31/10/2025
Témoignage intéressant d'une personne handicapée sur l’inégalité de traitement entre les particuliers employeurs et les services d’aides à domicile apparemment approuvé par le défenseur des droits.
"Particuliers employeurs PCH : quand le
Défenseur des droits ferme les yeux sur une inégalité structurelle.
J’ai saisi le Défenseur des droits pour dénoncer une rupture flagrante d’égalité entre les particuliers employeurs bénéficiaires de la PCH et les services prestataires d’aide à domicile.
D’un côté, les particuliers employeurs — souvent des personnes handicapées — sont soumis à des contrôles au centime près : factures, contrats, tableaux, attestations.
Chaque année, ils doivent rendre des comptes comme des experts-comptables.
De l’autre, les services prestataires, financés par des fonds publics bien plus généreux, sont épargnés par les contrôles.

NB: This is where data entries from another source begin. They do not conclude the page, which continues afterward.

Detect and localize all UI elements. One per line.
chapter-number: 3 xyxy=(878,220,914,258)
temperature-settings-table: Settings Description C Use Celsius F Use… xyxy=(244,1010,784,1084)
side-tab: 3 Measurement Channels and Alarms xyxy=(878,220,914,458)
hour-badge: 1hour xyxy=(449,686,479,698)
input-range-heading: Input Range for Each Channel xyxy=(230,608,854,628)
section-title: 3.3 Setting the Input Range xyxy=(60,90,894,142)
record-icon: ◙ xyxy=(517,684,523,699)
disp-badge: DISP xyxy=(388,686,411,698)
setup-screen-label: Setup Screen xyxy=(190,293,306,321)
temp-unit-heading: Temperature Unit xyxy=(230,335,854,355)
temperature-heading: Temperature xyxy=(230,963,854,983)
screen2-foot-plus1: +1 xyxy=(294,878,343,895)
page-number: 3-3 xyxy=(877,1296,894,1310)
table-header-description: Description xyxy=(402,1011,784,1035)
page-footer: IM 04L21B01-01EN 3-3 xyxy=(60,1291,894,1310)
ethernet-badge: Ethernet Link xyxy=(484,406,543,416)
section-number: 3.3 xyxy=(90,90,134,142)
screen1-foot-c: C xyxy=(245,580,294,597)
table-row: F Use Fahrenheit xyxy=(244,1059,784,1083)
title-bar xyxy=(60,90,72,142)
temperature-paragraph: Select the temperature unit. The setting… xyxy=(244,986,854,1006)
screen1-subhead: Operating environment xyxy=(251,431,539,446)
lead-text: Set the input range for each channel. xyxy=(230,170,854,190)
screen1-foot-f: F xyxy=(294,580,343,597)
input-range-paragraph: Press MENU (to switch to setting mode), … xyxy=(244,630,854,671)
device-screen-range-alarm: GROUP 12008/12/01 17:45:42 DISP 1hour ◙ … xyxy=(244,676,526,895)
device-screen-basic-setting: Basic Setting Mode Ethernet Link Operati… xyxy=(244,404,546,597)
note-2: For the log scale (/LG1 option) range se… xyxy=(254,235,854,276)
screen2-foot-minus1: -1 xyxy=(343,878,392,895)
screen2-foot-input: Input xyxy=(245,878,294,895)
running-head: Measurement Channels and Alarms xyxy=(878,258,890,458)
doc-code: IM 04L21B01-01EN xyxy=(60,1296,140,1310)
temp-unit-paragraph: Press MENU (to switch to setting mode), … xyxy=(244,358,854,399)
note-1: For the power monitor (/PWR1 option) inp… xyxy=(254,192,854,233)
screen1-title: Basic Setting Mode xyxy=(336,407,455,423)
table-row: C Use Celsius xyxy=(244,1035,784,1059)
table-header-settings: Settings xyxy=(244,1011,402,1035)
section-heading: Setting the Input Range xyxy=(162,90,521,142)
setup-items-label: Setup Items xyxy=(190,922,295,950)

Et pourtant, selon les enquêtes successives de la DGCCRF (2016, 2020, 2025), plus de 70 % des structures contrôlées présentaient au moins une anomalie : surfacturations, clauses abusives, pratiques commerciales trompeuses…
Et lorsque les bénéficiaires alertent les Conseils départementaux, pourtant chargés de contrôler ces services et de prévenir les maltraitances systémiques vécues par les usagers, aucune réponse ne leur est apportée.
Des courriers restent sans suite, des témoignages sont ignorés, comme si la parole des personnes handicapées n’avait aucune valeur administrative.
Le paradoxe est saisissant : on prend des personnes handicapées qui utilisent cet argent public pour vivre dignement, et on les transforme en gestionnaires de dossiers, en experts-comptables malgré elles. On leur inflige une surcharge administrative permanente, une véritable maltraitance institutionnelle, comme s’il leur fallait sans cesse prouver qu’elles ont le droit… de vivre.
Et la réponse du Défenseur des droits ? “Après une étude attentive de votre dossier, il apparaît que le Défenseur des droits n’est pas en mesure d’intervenir utilement en votre faveur.”
Autrement dit : rien.
Pas de recommandation, pas de position, pas d’action. L’institution reconnaît l’existence de “dysfonctionnements graves” dans le secteur, mais se déclare incompétente pour agir.
Et conclut, dans un élan purement formel : “Fort de votre témoignage, je tiens à vous assurer de la pleine implication du Défenseur des droits dans la défense des droits des personnes en situation de handicap.”
De belles phrases… vides de sens.
Le constat est accablant
En France, on contrôle les plus précaires et on protège les puissants, ces structures dont l’objectif principal est souvent le profit, pas l’accompagnement humain.
On parle sans cesse de “droits de l’Homme”, mais sur le terrain, les droits des personnes handicapées sont conditionnés, fragmentés, comptabilisés.
Le droit à la dignité devient un luxe, et la liberté de vivre selon ses besoins un véritable casse-tête administratif.
Le Défenseur des droits, censé être un recours pour les citoyens, n’est plus qu’une vitrine institutionnelle, un symbole sans pouvoir réel, une chambre d'enregistrement
On “écoute”, on “prend note”, mais on n’agit pas.
En résumé : - Une preuve supplémentaire que la France parle beaucoup de droits de l’Homme, mais agit si peu pour les faire respecter. Tant que les institutions refuseront de se remettre en cause, il ne restera que la parole citoyenne, la résistance civique, et la force du témoignage. - Parce que nos droits ne se justifient pas au centime près : Ils se défendent, simplement, parce qu’ils sont humains."